Corporate Feudalism works on the principal that, we the consumers, as the essential feudal serfs, are beholden and morally obligated to honor our agreements with them because they bestow their beneficence and largess on us by loaning us money and objects and making huge profits from those deals, and we are expected to be happy and complacent and quiet and not rock the boat. They count on us either being afraid, (afraid that we will be sued or hurt financially or our “credit rating lowered”), or complacent or simply unable or unwilling to wade through the complexities of conflict. They expect us to be docile and yet also to be willing bail them out with taxpayer funding when they get in trouble. They also expect taxpayer interest free bailouts and a total lack of accountability. My only options for recourse and resolution at this point are;

• Keep the car and keep getting headaches and nausea and vomit occasionally, and potentially get cancer down the road, and just deal with the car that I bought. Or worst case scenario pass out and cause a serious accident? (That is the solution Chrysler seems to want me to take??)

• Litigate, which they know I cannot afford to do and go against their deep pockets lawyers, as they would rather spend tens of thousands of dollars with lawyers to prevent paying me back and releasing me from this toxic vehicle, as they will simply tie the whole thing up in court until I am financially unable to continue.

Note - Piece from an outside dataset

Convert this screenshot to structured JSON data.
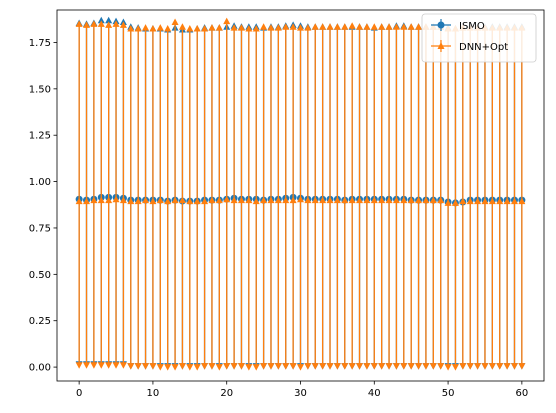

• Or I can do a “voluntary repossession”, simply turn the car in at the dealership and walk away, which then means that my 40 years of pristine and perfect credit is basically ruined, and the cost of the failed car and mechanical issues created by Chrysler, I am forced to pay for. A $20,000 deficit I would be forced to pay and would be reported against my credit as a failed debt? This is the crux of the corporate dilemma and the average consumer. That Chrysler would rather pay millions of dollars to corporate executives rather then a few thousand to a consumer justifiably defending himself. Corporations expect that consumers are essentially indentured servants and have no power. I am expected by the corporate decision makers to breathe toxic chemicals AND also pay for the privilege or be penalized for standing up and saying this is unacceptable!

I am not an attorney but the definition of fraud from Wikipedia states: “Fraud is a deception deliberately practiced in order to secure unfair or unlawful gain (adjectival form fraudulent; to defraud is the verb).[1] As a legal construct, fraud is both a civil wrong (i.e., a fraud victim may sue the fraud perpetrator to avoid the fraud and/or recover monetary compensation) and a criminal wrong (i.e., a fraud perpetrator may be prosecuted and imprisoned by governmental authorities). While the precise definitions and requirements of proof vary among jurisdictions, the requisite elements of fraud as a tort generally are the intentional misrepresentation or concealment of an important fact upon which the victim is meant to rely, and in fact does rely, to the harm of the victim.”